MUNDO/ GUERRA NA UCRÂNIA

OBSERVADOR, 10/8/25

Líderes europeus defendem que o "futuro da Ucrânia não pode ser decidido sem os ucranianos", aludindo à reunião de dia 15, onde poderá ser discutida uma "troca de territórios" com a Rússia.

Vários líderes europeus, assim como o próprio Volodymyr Zelensky, têm-se mostrado contra a proposta da Rússia para um cessar-fogo que incluiria a cedência de território por parte da Ucrânia, respondendo à mesma com uma contraproposta, avança o Washington Post. Defendem ainda que a Ucrânia deve estar presente no encontro entre Donald Trump e Vladimir Putin marcado para a próxima sexta-feira, 15 de agosto, no Alasca.

Segundo o jornal norte-americano, que cita autoridades europeias familiarizadas com as negociações, o plano europeu rejeita o acordo entre os EUA e a Rússia, que pode incluir a anexação da Crimeia e do Donbass — de que fazem parte as províncias de Donetsk e Lugansk. Donetsk ainda não está totalmente controlada pelos russos, mas a Ucrânia teria de retirar as tropas da província.

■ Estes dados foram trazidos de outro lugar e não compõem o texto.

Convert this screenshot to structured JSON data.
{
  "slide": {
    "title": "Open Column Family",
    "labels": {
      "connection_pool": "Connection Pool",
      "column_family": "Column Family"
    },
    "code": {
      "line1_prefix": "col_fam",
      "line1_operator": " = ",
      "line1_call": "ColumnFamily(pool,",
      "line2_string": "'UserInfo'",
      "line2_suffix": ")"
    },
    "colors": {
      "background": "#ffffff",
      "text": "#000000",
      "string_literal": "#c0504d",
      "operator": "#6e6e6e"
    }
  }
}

A proposta inclui assim exigências para que seja estabelecido um cessar-fogo antes de serem tomadas quaisquer outras medidas. Também afirma que o território só pode ser trocado de forma recíproca, o que significa que, se a Ucrânia se retirar de algumas regiões, a Rússia deve retirar-se de outras, e estipula que qualquer concessão territorial por parte de Kiev deve ser salvaguardada por garantias de segurança, incluindo a potencial adesão da Ucrânia à NATO.

Este sábado de manhã, Volodymyr Zelensky veio reagir às notícias do encontro entre Donald Trump e Vladimir Putin, no Alasca, na próxima sexta-feira, e não poupou nas críticas à exclusão dos ucranianos de uma solução para o fim da guerra. Numa sequência de várias mensagens partilhadas na rede social X, Volodymyr Zelensky garantiu que uma ausência da Ucrânia no encontro é uma decisão “contra a paz” e rejeitou ainda qualquer cedência territorial a Moscovo.

A Ucrânia está pronta para decisões reais que possam trazer a paz. Quaisquer decisões que sejam contra nós, quaisquer decisões que sejam sem a Ucrânia, são ao mesmo tempo decisões contra a paz. Elas não vão conseguir nada. São decisões mortas à nascença. São decisões impraticáveis. E todos nós precisamos de uma paz real e genuína. Uma paz que as pessoas respeitem”, afirmou.

A resposta à questão territorial ucraniana já está na Constituição da Ucrânia. Ninguém se desviará disso — e ninguém será capaz de o fazer. Os ucranianos não darão a sua terra ao ocupante”, acrescentou ainda o líder ucraniano.

Os líderes europeus vieram depois expressar mais uma vez o apoio à Ucrânia. No X, O Presidente francês, Emmanuel Macron, defendeu, após um telefonema com o homólogo da Ucrânia sobre “a situação diplomática” do país, que o conflito com a Rússia não pode ser decidido sem os ucranianos, aludindo à cimeira dos líderes norte-americano e russo.

“O futuro da Ucrânia não pode ser decidido sem os ucranianos, que lutam pela sua liberdade e segurança há três anos. Os europeus também são necessariamente parte da solução, porque a sua segurança depende disso”, afirmou na rede social X o Presidente francês, que também manteve contactos os chefes de Governo da Alemanha, Friedrich Merz, e do Reino Unido, Keir Starmer.

Na mesma linha, o primeiro-ministro espanhol, Pedro Sánchez, reiterou o apoio de Espanha à Ucrânia perante a reunião de Trump e Putin, defendendo “nada de Ucrânia sem a Ucrânia”.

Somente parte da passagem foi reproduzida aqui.